Passive leg raising (PLR) is a maneuver performed to test the cardiac Frank-Starling mechanism. We assessed the influence of PLR-induced changes in preload on the performance of PLR-induced change in pulse pressure (Delta(PLR)PP) and cardiac output (Delta(PLR)CO) for fluid responsiveness prediction.


Sedated, nonarrhythmic patients with persistent shock were included in this prospective multicenter study. Cardiac output and pulse pressure were measured at baseline (patient supine), during PLR (lower limbs lifted to 45 degrees) and after 500-ml volume expansion. Patients were classified as responders or not.
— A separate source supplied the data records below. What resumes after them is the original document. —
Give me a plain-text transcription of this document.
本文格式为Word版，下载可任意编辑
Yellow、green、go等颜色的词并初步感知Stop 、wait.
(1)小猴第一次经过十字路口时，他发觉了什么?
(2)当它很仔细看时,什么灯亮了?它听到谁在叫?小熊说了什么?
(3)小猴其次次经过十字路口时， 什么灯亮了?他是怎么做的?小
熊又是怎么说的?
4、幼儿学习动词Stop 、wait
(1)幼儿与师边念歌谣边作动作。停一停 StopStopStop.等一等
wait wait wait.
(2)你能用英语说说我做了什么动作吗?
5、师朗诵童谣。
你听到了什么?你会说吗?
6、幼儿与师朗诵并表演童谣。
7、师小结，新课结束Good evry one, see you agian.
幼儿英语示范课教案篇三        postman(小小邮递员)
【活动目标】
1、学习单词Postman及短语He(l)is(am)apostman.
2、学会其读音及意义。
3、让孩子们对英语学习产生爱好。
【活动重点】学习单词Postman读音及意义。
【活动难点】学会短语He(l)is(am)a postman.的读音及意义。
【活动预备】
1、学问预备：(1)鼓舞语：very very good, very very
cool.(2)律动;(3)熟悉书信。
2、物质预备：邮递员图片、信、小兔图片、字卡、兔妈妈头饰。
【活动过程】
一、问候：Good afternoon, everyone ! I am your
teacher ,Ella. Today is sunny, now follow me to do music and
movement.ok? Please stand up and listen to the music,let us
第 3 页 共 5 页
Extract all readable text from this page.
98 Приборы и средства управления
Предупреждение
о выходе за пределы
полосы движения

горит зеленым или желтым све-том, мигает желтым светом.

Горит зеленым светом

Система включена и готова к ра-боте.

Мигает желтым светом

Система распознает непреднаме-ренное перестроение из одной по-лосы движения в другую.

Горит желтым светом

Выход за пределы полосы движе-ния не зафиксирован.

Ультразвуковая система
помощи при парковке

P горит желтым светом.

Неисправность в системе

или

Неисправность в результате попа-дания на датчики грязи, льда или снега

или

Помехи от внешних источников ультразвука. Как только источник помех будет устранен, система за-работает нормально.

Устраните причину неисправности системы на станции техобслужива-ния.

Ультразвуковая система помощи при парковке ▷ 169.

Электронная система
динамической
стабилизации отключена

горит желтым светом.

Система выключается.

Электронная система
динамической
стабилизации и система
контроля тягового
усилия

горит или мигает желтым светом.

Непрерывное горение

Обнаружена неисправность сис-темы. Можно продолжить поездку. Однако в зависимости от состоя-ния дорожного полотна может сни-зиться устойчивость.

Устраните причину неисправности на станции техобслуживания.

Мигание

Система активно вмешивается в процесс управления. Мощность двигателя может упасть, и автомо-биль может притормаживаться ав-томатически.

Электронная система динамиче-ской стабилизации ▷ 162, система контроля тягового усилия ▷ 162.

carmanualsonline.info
In the whole population (n = 102), the area under the receiver-operating characteristic curve (AUC) was 0.76 for Delta(PLR)PP and was higher for Delta(PLR)CO (0.89)(p < 0.05), but likelihood ratios were close to 1. In patients with a PLR-induced increase in central venous pressure (CVP) of at least 2 mmHg (n = 49), Delta(PLR)PP and Delta(PLR)CO disclosed higher AUCs than in the rest of the population (0.91 vs. 0.66 and 0.98 vs. 0.83; p < 0.05); positive/negative likelihood ratios were 9.3/0.14 (8% cutoff level) and 30/0.07 (7% cutoff level), respectively.


A PLR-induced change in CVP > or =2 mmHg was required to allow clinical usefulness of PLR-derived indices. In this situation, Delta(PLR)PP performed well for predicting fluid responsiveness in deeply sedated patients.